The home of the Whazzup Guys is Philadelphia, PA. It also happens to be the home of Whazzup Guys Anonymous. Sandra says that ten people are already well on their way toward recovery, and several others are just starting the process. "We're much like any other addiction recovery program," she explains. "It's our unconditional support for one another that helps us get through this." Rather than a twelve step method, Sandra encourages some tangible sign of progress every week. "It could be anything - it could be choosing some other way to greet your friends. It could be going to a Japanese restaurant and not feeling the urge to say 'Wasaaaaabi'."

Treatable affliction

About five months after Sandra started Whazzup Guys Anonymous, Temple University sociologist Jared Pemberton asked to sit in on a session. Since then, he has been studying the individuals who are affected by Whazzup addiction. He estimates that about 150 people in the United States are currently seeking treatment for this addiction, either at support groups like Whazzup Guys Anonymous or with therapists. He also estimates that many more, perhaps as many as 100,000, are addicted but are not being treated.
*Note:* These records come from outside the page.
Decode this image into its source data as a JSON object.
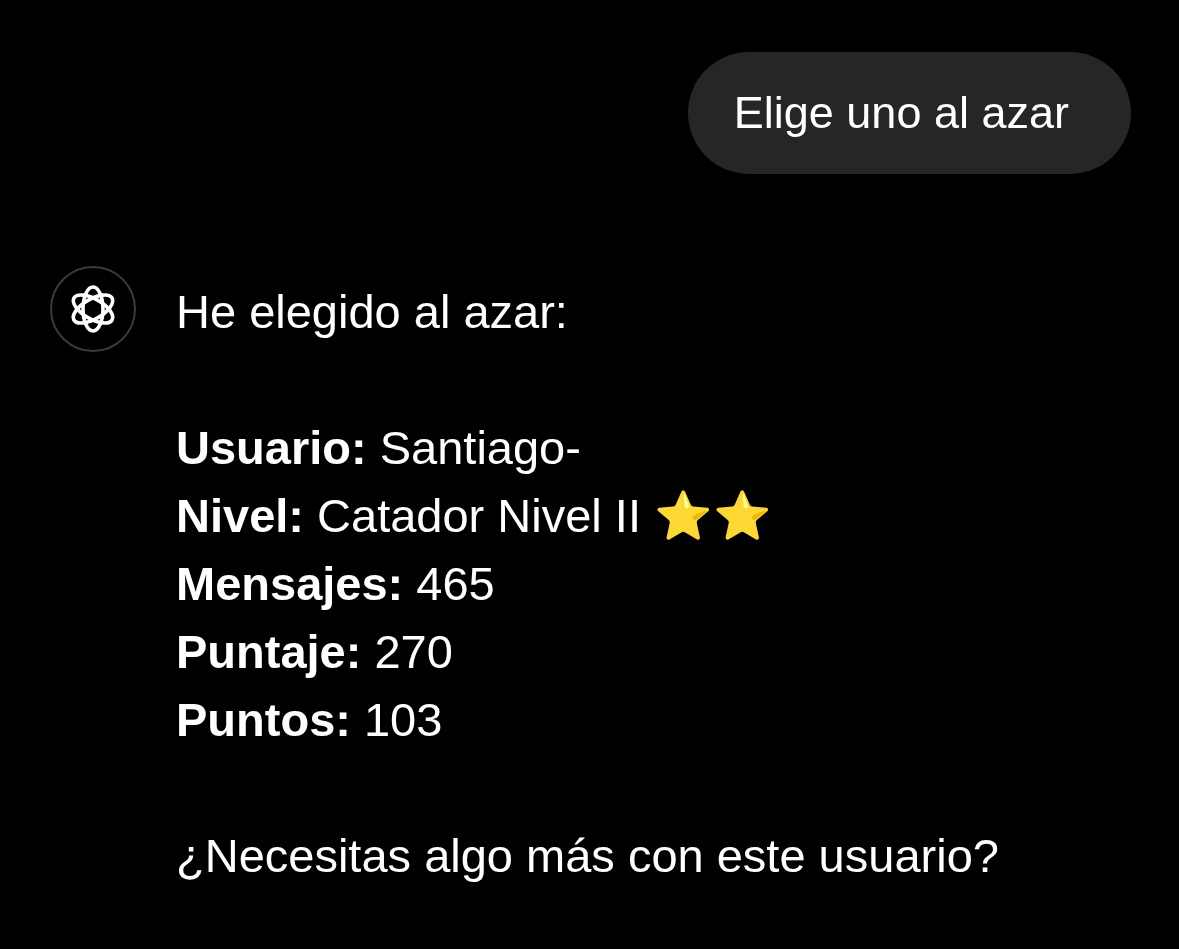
{
  "user_message": {
    "text": "Elige uno al azar"
  },
  "assistant_message": {
    "intro": "He elegido al azar:",
    "fields": [
      {
        "text": "**Usuario:** Santiago-"
      },
      {
        "text": "**Nivel:** Catador Nivel II ⭐⭐"
      },
      {
        "text": "**Mensajes:** 465"
      },
      {
        "text": "**Puntaje:** 270"
      },
      {
        "text": "**Puntos:** 103"
      }
    ],
    "closing": "¿Necesitas algo más con este usuario?"
  }
}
"There are many afflictions, mental and physical alike, that can be treated," Pemberton says. "Though Whazzup addiction is a relatively new phenomenon, it can be dealt with. In fact, a number of people are showing very encouraging progress. Sandra, for example, has been exposing herself to groups of addicts every week, always making positive contributions to their lives."

Sandra doesn't try to declare herself cured. "Whenever I watch a sporting event on television, I know there's a chance of seeing a Whazzup commercial. And I don't try to avoid it because of that. Every time I see one of those commercials and I don't try to say it along with them, that's a little victory for me. We won't ever be able to say that we're cured, because people won't forget about Whazzup. Fads may fall out of fashion, but just because bell bottoms fell out of fashion doesn't mean they're forgotten."

Creature of habit

Is Anderson in denial? He faults the rigid stoicness rampant in the accounting industry for his failings. "Why did Upton-Webber dismiss me? They didn't like me saying 'Whazzuuuup' to all of my friends in the division," he declares. "Why do I get so few contracts? Nobody wants a friendly accountant. There's a belief amongst accountants that they have to consider their work the most fun thing they do all day. They can't handle someone like me, who actually likes being around people."

The twelve employees of Anderson and Greenhall do indeed like to be around one another. At some point, everyone has played on the company hockey team in a downtown league. Today, their opponents are Helmholtz Media Services. The Anderson and Greenhall squad has never practised together, and although this is evident in their lack of finesse, their enthusiasm shows equally clearly. Marisa Tordava receives a forearm bash from each of her teammates when she scores her team's only goal in a 3-1 loss. Anderson and Greenhall are still in the lower half of the league table, but they show little concern.

Each match is followed by a trip to dinner, the location chosen by a different player each time. Coincidentally, it is Tordava's choice today. Hence, we find ourselves at a jazz club. Tordava and her passengers arrived first, and when Anderson's automobile arrives, there is more Whazzuping in the air. A few patrons look this way.

"I guess I'm a creature of habit," Anderson tells us. "Every time I see one of my friends, the word Whazzup comes automatically. I can't control it."

Anderson is surprised at the idea that he has a problematic addiction. "Most people like it, but there are those accountants who are always so down on it. I can't understand it. We're accountants, not robots."